The Pyramid Scheme of Hearts
Freshman year hit me like a fastball to the face. I'd spent all summer practicing my pitching, thinking maybe if I made the baseball team, I'd automatically level up in the social pyramid that loomed over North High like some ancient Egyptian monument built entirely from teen angst and rumors.
"Yo, you good?" Marcus asked, bumping my shoulder with his. He'd been my dog since middle school, the one person who never made me feel like I was climbing some invisible ladder just to exist at lunch.
I nodded, watching the varsity players warm up. Their jerseys said "NORTH HIGH" across the chest, but what I heard was "YOU DON'T BELONG HERE."
The sky turned that weird purple-green color that means either a tornado or a really bad decision is coming.

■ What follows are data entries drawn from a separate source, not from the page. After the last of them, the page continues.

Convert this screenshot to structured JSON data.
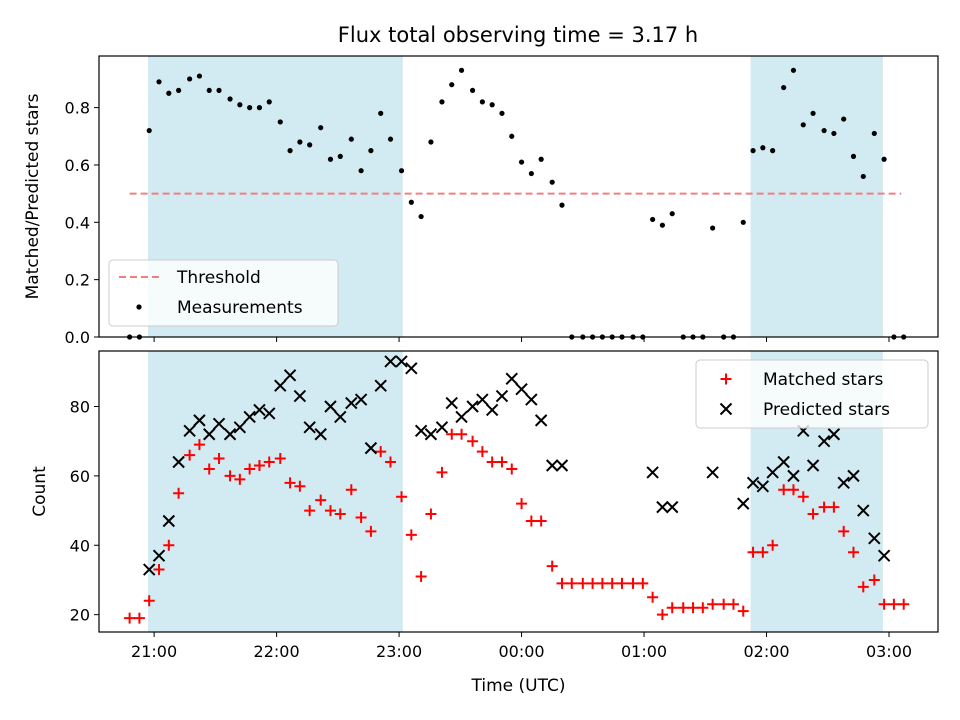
{
  "title": "Flux total observing time = 3.17 h",
  "colors": {
    "shade": "#add8e6",
    "threshold": "#f08080",
    "measurement": "#000000",
    "matched": "#ff0000",
    "predicted": "#000000",
    "frame": "#000000"
  },
  "chart_data": [
    {
      "type": "scatter",
      "ylabel": "Matched/Predicted stars",
      "ylim": [
        0,
        0.98
      ],
      "yticks": [
        0.0,
        0.2,
        0.4,
        0.6,
        0.8
      ],
      "ytick_labels": [
        "0.0",
        "0.2",
        "0.4",
        "0.6",
        "0.8"
      ],
      "xlim": [
        20.55,
        27.4
      ],
      "shaded_intervals": [
        [
          20.95,
          23.03
        ],
        [
          25.87,
          26.95
        ]
      ],
      "threshold": {
        "value": 0.5,
        "x_range": [
          20.8,
          27.1
        ],
        "style": "dashed"
      },
      "legend": {
        "placement": "lower-left",
        "entries": [
          "Threshold",
          "Measurements"
        ]
      },
      "series": [
        {
          "name": "Measurements",
          "marker": "dot",
          "x": [
            20.8,
            20.88,
            20.96,
            21.04,
            21.12,
            21.2,
            21.29,
            21.37,
            21.45,
            21.53,
            21.62,
            21.7,
            21.78,
            21.86,
            21.94,
            22.03,
            22.11,
            22.19,
            22.27,
            22.36,
            22.44,
            22.52,
            22.61,
            22.69,
            22.77,
            22.85,
            22.93,
            23.02,
            23.1,
            23.18,
            23.26,
            23.35,
            23.43,
            23.51,
            23.6,
            23.68,
            23.76,
            23.84,
            23.92,
            24.0,
            24.08,
            24.16,
            24.25,
            24.33,
            24.41,
            24.5,
            24.58,
            24.66,
            24.74,
            24.82,
            24.91,
            24.99,
            25.07,
            25.15,
            25.23,
            25.32,
            25.4,
            25.48,
            25.56,
            25.65,
            25.73,
            25.81,
            25.89,
            25.97,
            26.05,
            26.14,
            26.22,
            26.3,
            26.38,
            26.47,
            26.55,
            26.63,
            26.71,
            26.79,
            26.88,
            26.96,
            27.04,
            27.12
          ],
          "y": [
            0.0,
            0.0,
            0.72,
            0.89,
            0.85,
            0.86,
            0.9,
            0.91,
            0.86,
            0.86,
            0.83,
            0.81,
            0.8,
            0.8,
            0.82,
            0.75,
            0.65,
            0.68,
            0.67,
            0.73,
            0.62,
            0.63,
            0.69,
            0.58,
            0.65,
            0.78,
            0.69,
            0.58,
            0.47,
            0.42,
            0.68,
            0.82,
            0.88,
            0.93,
            0.86,
            0.82,
            0.81,
            0.78,
            0.7,
            0.61,
            0.57,
            0.62,
            0.54,
            0.46,
            0.0,
            0.0,
            0.0,
            0.0,
            0.0,
            0.0,
            0.0,
            0.0,
            0.41,
            0.39,
            0.43,
            0.0,
            0.0,
            0.0,
            0.38,
            0.0,
            0.0,
            0.4,
            0.65,
            0.66,
            0.65,
            0.87,
            0.93,
            0.74,
            0.78,
            0.72,
            0.71,
            0.76,
            0.63,
            0.56,
            0.71,
            0.62,
            0.0,
            0.0
          ]
        }
      ]
    },
    {
      "type": "scatter",
      "xlabel": "Time (UTC)",
      "ylabel": "Count",
      "ylim": [
        15,
        96
      ],
      "yticks": [
        20,
        40,
        60,
        80
      ],
      "ytick_labels": [
        "20",
        "40",
        "60",
        "80"
      ],
      "xlim": [
        20.55,
        27.4
      ],
      "xticks": [
        21,
        22,
        23,
        24,
        25,
        26,
        27
      ],
      "xtick_labels": [
        "21:00",
        "22:00",
        "23:00",
        "00:00",
        "01:00",
        "02:00",
        "03:00"
      ],
      "shaded_intervals": [
        [
          20.95,
          23.03
        ],
        [
          25.87,
          26.95
        ]
      ],
      "legend": {
        "placement": "top-right",
        "entries": [
          "Matched stars",
          "Predicted stars"
        ]
      },
      "series": [
        {
          "name": "Matched stars",
          "marker": "plus",
          "x": [
            20.8,
            20.88,
            20.96,
            21.04,
            21.12,
            21.2,
            21.29,
            21.37,
            21.45,
            21.53,
            21.62,
            21.7,
            21.78,
            21.86,
            21.94,
            22.03,
            22.11,
            22.19,
            22.27,
            22.36,
            22.44,
            22.52,
            22.61,
            22.69,
            22.77,
            22.85,
            22.93,
            23.02,
            23.1,
            23.18,
            23.26,
            23.35,
            23.43,
            23.51,
            23.6,
            23.68,
            23.76,
            23.84,
            23.92,
            24.0,
            24.08,
            24.16,
            24.25,
            24.33,
            24.41,
            24.5,
            24.58,
            24.66,
            24.74,
            24.82,
            24.91,
            24.99,
            25.07,
            25.15,
            25.23,
            25.32,
            25.4,
            25.48,
            25.56,
            25.65,
            25.73,
            25.81,
            25.89,
            25.97,
            26.05,
            26.14,
            26.22,
            26.3,
            26.38,
            26.47,
            26.55,
            26.63,
            26.71,
            26.79,
            26.88,
            26.96,
            27.04,
            27.12
          ],
          "y": [
            19,
            19,
            24,
            33,
            40,
            55,
            66,
            69,
            62,
            65,
            60,
            59,
            62,
            63,
            64,
            65,
            58,
            57,
            50,
            53,
            50,
            49,
            56,
            48,
            44,
            67,
            64,
            54,
            43,
            31,
            49,
            61,
            72,
            72,
            70,
            67,
            64,
            64,
            62,
            52,
            47,
            47,
            34,
            29,
            29,
            29,
            29,
            29,
            29,
            29,
            29,
            29,
            25,
            20,
            22,
            22,
            22,
            22,
            23,
            23,
            23,
            21,
            38,
            38,
            40,
            56,
            56,
            54,
            49,
            51,
            51,
            44,
            38,
            28,
            30,
            23,
            23,
            23
          ]
        },
        {
          "name": "Predicted stars",
          "marker": "x",
          "x": [
            20.96,
            21.04,
            21.12,
            21.2,
            21.29,
            21.37,
            21.45,
            21.53,
            21.62,
            21.7,
            21.78,
            21.86,
            21.94,
            22.03,
            22.11,
            22.19,
            22.27,
            22.36,
            22.44,
            22.52,
            22.61,
            22.69,
            22.77,
            22.85,
            22.93,
            23.02,
            23.1,
            23.18,
            23.26,
            23.35,
            23.43,
            23.51,
            23.6,
            23.68,
            23.76,
            23.84,
            23.92,
            24.0,
            24.08,
            24.16,
            24.25,
            24.33,
            25.07,
            25.15,
            25.23,
            25.56,
            25.81,
            25.89,
            25.97,
            26.05,
            26.14,
            26.22,
            26.3,
            26.38,
            26.47,
            26.55,
            26.63,
            26.71,
            26.79,
            26.88,
            26.96
          ],
          "y": [
            33,
            37,
            47,
            64,
            73,
            76,
            72,
            75,
            72,
            74,
            77,
            79,
            78,
            86,
            89,
            83,
            74,
            72,
            80,
            77,
            81,
            82,
            68,
            86,
            93,
            93,
            91,
            73,
            72,
            74,
            81,
            77,
            80,
            82,
            79,
            83,
            88,
            85,
            82,
            76,
            63,
            63,
            61,
            51,
            51,
            61,
            52,
            58,
            57,
            61,
            64,
            60,
            73,
            63,
            70,
            72,
            58,
            60,
            50,
            42,
            37
          ]
        }
      ]
    }
  ]
}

Coach blew the whistle anyway, naturally.
First pitch. I wound up, muscles screaming don't embarrass yourself, and —
LIGHTNING split the sky directly above the field.
I jumped about three feet.
So did everyone else, which was honestly worse than if I'd just stood there like an idiot. "My bad!" someone shouted, and then everyone was laughing, including the varsity guys, including the seniors I'd been secretly terrified of since orientation.
We all ended up squeezed under the concession stand overhang while rain turned the field into something that definitely wasn't baseball anymore. Marcus sat next to me, both of us soaked and shivering and completely alive.
"That was insane," he said, grinning like a maniac. "You should've seen your face, man. You looked like you saw a ghost or some shit."
"I think I saw my life flash before my eyes," I admitted. "It was mostly just baseball failures."
That's when it hit me, sudden and bright as another lightning strike: the pyramid wasn't real. We were all just people trying not to get struck by literal or metaphorical lightning, trying to figure out who we were without needing some invisible hierarchy to tell us our worth.
When the storm passed and Coach finally called it quits, I didn't feel like I was climbing anything anymore. I was just there, existing alongside everyone else, and honestly? That was enough.